Wednesday, January 30, 2013

Dill Bread!

There is nothing like fresh homemade bread. I am partial to a warm slice of homemade bread, slathered with butter, and drizzled with honey. Yum. I went looking for this recipe because there is a lot of leftover dill from the dill steaks. This particular recipe called for cottage cheese but the comments said you could sub sour cream which was perfect because I had some leftover from my birthday/football play off party that I needed to use up. The bread texture is soft, the crust is gorgeous, and the flavor is delicate. I would have preferred a more pronounced dill flavor. I just found another recipe that used 1/4 cup fresh dill!

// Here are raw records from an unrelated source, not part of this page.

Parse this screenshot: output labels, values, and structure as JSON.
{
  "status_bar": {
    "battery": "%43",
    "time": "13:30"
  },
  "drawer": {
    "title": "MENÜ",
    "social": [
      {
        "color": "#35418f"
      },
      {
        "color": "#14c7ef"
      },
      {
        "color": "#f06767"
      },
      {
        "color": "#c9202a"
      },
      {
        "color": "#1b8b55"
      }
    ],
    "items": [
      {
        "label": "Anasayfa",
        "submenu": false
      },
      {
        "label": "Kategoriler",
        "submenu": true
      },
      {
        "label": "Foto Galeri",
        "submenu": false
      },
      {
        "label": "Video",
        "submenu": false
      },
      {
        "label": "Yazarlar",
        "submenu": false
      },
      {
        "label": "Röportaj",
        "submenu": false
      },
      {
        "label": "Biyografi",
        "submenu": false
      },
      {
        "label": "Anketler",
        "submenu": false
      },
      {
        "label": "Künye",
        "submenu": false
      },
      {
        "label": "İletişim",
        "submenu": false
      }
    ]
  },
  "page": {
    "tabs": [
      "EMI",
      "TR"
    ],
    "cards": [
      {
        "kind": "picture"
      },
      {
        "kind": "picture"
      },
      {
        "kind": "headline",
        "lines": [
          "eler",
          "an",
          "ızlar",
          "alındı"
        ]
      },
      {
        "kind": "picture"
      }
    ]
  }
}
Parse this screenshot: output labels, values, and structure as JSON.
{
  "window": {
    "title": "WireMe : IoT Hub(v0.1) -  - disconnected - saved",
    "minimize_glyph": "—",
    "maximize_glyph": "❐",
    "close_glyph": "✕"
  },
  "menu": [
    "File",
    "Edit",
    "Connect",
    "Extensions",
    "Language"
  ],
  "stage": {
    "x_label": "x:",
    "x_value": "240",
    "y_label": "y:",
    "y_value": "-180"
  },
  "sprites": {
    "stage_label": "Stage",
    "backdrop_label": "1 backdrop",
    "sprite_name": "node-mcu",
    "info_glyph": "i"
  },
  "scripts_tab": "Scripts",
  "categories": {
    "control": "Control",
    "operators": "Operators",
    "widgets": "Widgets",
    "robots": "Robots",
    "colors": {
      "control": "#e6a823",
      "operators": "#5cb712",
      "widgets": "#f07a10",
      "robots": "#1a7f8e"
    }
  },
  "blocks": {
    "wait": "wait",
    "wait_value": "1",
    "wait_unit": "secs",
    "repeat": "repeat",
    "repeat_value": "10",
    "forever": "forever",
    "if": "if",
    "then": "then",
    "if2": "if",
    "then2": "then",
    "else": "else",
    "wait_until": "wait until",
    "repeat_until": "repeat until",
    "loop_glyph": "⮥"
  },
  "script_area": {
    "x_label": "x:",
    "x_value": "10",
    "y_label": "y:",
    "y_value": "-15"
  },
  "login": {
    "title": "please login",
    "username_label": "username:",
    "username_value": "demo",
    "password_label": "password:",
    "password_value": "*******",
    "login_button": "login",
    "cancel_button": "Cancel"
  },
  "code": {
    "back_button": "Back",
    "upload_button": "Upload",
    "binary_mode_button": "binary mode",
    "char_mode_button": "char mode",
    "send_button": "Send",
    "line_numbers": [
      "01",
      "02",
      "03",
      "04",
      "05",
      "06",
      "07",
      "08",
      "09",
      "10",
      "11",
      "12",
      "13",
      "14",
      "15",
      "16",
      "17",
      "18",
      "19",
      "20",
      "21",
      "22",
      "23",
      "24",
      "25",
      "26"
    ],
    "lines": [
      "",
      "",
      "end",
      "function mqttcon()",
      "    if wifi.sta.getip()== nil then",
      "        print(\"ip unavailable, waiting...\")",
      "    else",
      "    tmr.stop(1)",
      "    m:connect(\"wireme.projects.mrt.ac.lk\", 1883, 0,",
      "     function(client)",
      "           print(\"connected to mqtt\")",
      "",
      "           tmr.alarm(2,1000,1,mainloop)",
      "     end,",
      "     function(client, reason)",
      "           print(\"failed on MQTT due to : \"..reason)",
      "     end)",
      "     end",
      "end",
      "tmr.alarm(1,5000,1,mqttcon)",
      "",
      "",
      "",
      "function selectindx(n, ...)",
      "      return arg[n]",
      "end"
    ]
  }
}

I might go with that next time.
Look at beautiful golden brown!
Dill Bread
(Adapted from the Joy of Cooking)
1 package (2 1/4 teaspoons) active dry yeast
1/4 cup warm water
3 cups flour
1 tablespoon minced onion
3 tablespoons chopped fresh dill, or 1 tablespoon dried dill or dill seeds
2 tablespoons sugar
1 tablespoon butter
1 teaspoon salt
1/4 teaspoon baking soda
1 cup cottage cheese (I subbed sour cream)
1 large egg
1. Combine yeast and water in a small bowl and let stand until the yeast is dissolved, about five minutes.
2. Combine cottage cheese, sugar, onion, butter, dill, salt, soda, egg and dissolved yeast. Mix well.
3. Add flour and mix well. Knead for 5 to 10 minutes. Cover and let rise in a warm place for one hour.
4. Punch down and place in a greased loaf pan. Let rise for 40 minutes.
5. Preheat oven to 350 and bake bread for 35-40 minutes.
doubled in volume, 1 to 1 1/2 hours.